Later still, assuming the writing has been working, we shift over to writing to please and impress our contemporaries. This is usually where most writers’ careers peak, as we tell stories to amuse and impress our friends. Make no mistake, there is a great deal of success to be found in doing this.

But…

But, writers age. Our contemporaries fade away. The audience turns over, and shifts to becoming ever younger. Eventually you find yourself writing to please and impress people much younger than yourself, and it’s a challenge. They don’t speak quite the same language you do. They don’t have the same cognitive mappings. Things that you think are brilliant, clever, and profoundly meaningful are Dad Jokes to them. If you are really lucky, you can make the transition to being one of the adult authority figures whose approval they seek. 

For most writers, though, this is where the career peters out, and they wander off, muttering about diminishing sales, lack of publisher support, what’s the hell is wrong with the market these days, and how all the new stuff hitting the bestseller lists lately is total crap.

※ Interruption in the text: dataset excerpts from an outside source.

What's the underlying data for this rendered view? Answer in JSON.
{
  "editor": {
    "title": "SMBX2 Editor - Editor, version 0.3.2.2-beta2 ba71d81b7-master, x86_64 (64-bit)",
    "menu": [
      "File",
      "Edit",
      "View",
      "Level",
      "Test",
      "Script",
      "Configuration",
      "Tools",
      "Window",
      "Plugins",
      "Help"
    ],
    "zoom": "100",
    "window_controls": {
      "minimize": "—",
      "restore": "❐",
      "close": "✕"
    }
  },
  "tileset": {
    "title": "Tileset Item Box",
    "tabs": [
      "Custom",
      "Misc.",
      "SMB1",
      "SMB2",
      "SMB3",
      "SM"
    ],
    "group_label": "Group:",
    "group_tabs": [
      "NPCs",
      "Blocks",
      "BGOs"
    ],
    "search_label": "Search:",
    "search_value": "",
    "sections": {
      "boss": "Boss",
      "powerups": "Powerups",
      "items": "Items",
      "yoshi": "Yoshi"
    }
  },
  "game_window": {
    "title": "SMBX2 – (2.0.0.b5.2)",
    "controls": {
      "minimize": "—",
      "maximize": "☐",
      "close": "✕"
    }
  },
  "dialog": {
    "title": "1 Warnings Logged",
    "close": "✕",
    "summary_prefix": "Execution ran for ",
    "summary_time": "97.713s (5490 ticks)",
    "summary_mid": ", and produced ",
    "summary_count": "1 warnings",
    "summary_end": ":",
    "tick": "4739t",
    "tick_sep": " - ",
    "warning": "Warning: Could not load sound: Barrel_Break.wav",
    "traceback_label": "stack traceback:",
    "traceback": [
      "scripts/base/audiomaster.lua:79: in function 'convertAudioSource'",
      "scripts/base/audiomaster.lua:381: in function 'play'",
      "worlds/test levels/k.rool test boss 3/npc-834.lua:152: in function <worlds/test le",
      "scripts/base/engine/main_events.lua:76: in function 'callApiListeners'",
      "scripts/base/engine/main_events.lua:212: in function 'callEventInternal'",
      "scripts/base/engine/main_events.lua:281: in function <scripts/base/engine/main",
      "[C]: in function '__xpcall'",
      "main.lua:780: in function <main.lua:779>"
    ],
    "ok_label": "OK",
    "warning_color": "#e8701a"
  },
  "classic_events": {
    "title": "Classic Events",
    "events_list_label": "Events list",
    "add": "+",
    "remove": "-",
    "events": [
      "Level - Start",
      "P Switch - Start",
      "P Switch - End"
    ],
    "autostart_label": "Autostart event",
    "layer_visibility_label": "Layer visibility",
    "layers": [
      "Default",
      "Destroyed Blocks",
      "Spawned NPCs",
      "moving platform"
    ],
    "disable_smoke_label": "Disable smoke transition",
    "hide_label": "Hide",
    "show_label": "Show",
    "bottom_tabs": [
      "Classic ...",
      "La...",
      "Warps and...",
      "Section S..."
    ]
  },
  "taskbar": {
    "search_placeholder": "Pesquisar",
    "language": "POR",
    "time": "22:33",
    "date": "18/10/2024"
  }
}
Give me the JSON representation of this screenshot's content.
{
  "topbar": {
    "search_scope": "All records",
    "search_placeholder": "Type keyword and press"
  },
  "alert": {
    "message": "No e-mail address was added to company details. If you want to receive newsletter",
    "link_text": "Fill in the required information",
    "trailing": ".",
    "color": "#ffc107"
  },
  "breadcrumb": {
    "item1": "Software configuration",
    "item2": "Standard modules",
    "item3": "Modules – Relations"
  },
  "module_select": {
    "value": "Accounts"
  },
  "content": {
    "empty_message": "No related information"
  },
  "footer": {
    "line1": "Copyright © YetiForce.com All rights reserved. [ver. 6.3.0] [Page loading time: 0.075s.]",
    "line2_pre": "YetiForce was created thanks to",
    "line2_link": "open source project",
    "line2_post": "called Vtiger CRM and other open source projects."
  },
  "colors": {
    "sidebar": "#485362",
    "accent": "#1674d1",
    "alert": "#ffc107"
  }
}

Creative careers—all creative careers, it doesn’t matter whether you’re a writer, an artist, a musician, or whatever—have three distinct stages. First you imitate. Then you innovate. Then, if you’re lucky enough to stick around that long, you can instruct. But what comes after being an instructor?

“I know!” my wife says brightly. “You become an influencer!”

Oy vey. Must I?

—Bruce Bethke

______________________________


While you’re pondering the answer to that horrible question, influence this!
Available now in paperback, on Kindle, and free for Kindle Unlimited subscribers!

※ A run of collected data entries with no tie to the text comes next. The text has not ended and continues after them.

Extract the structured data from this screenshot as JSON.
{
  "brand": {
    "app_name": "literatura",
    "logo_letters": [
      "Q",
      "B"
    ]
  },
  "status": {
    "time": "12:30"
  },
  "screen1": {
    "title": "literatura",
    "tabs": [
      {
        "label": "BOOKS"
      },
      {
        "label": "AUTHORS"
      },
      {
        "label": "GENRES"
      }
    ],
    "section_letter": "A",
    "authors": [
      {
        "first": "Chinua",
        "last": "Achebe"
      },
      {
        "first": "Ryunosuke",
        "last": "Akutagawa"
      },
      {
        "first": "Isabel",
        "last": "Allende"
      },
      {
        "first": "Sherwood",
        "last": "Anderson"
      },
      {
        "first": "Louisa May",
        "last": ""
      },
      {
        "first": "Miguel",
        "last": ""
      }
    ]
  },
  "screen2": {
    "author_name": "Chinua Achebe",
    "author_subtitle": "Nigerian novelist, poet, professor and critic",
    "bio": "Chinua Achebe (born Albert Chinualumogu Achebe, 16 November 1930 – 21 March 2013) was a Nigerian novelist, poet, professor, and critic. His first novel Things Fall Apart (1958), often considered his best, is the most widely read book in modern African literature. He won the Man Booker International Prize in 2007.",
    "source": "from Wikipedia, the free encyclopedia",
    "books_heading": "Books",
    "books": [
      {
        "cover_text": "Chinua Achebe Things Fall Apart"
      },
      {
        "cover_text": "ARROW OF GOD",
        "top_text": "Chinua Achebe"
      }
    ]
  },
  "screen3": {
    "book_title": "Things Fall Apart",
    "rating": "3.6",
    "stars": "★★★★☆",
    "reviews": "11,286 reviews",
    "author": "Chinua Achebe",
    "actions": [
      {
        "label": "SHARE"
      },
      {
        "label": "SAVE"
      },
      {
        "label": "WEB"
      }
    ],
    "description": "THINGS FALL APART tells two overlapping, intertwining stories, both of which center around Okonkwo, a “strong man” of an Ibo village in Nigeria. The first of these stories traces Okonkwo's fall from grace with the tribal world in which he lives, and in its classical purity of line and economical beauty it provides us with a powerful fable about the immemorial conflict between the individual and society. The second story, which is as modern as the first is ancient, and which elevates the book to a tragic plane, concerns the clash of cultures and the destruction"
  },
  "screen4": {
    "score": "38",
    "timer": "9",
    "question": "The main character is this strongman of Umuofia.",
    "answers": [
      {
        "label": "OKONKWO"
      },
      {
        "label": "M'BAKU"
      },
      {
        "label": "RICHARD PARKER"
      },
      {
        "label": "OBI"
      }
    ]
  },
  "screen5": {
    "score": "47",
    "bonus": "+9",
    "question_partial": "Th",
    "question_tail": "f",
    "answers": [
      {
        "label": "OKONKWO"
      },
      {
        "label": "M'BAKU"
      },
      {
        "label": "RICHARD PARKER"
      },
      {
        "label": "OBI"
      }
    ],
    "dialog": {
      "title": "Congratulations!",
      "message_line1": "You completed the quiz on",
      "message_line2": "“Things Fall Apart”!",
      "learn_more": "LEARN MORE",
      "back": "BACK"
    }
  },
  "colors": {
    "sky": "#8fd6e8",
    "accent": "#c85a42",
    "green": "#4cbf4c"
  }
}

Do you miss Firefly? Do you like The Expanse? If so, then The Privateers of Mars is exactly what you need. [...] Structured as three loosely interconnected short stories, it reads like three episodes of a great science fiction show that you wish someone would make.”

—Amazon reader review



1 comments:

GuyStewart said...

"But what comes after being an instructor?

“'I know!” my wife says brightly. “You become an influencer!”

"Oy vey. Must I?"

Sorry, it's already happened without your permission. As you noted at the beginning, "...whenever I see the name of someone who we were the first to publish, or one of the first to publish, now appearing on the cover of a major magazine, or on the shortlist for a major award, and or in a press release announcing their new novel."

An influencer isn't a career choice, it's what happens when you follow your instincts and promote OTHERS. Yes, you invented "the C word", it's a sentence in the Wikipedia entry on "The C Word"... Cool. But...when you first published "them", you've done the thing teachers do: invested in a future you may never SEE. You don't know which of the "someones" you published first is going to "rocket to the top"!

More importantly, you'll NEVER know how many people say, "You know, without Bruce Bethke's influence I never would have..."

And you know what, that's OK. It just IS.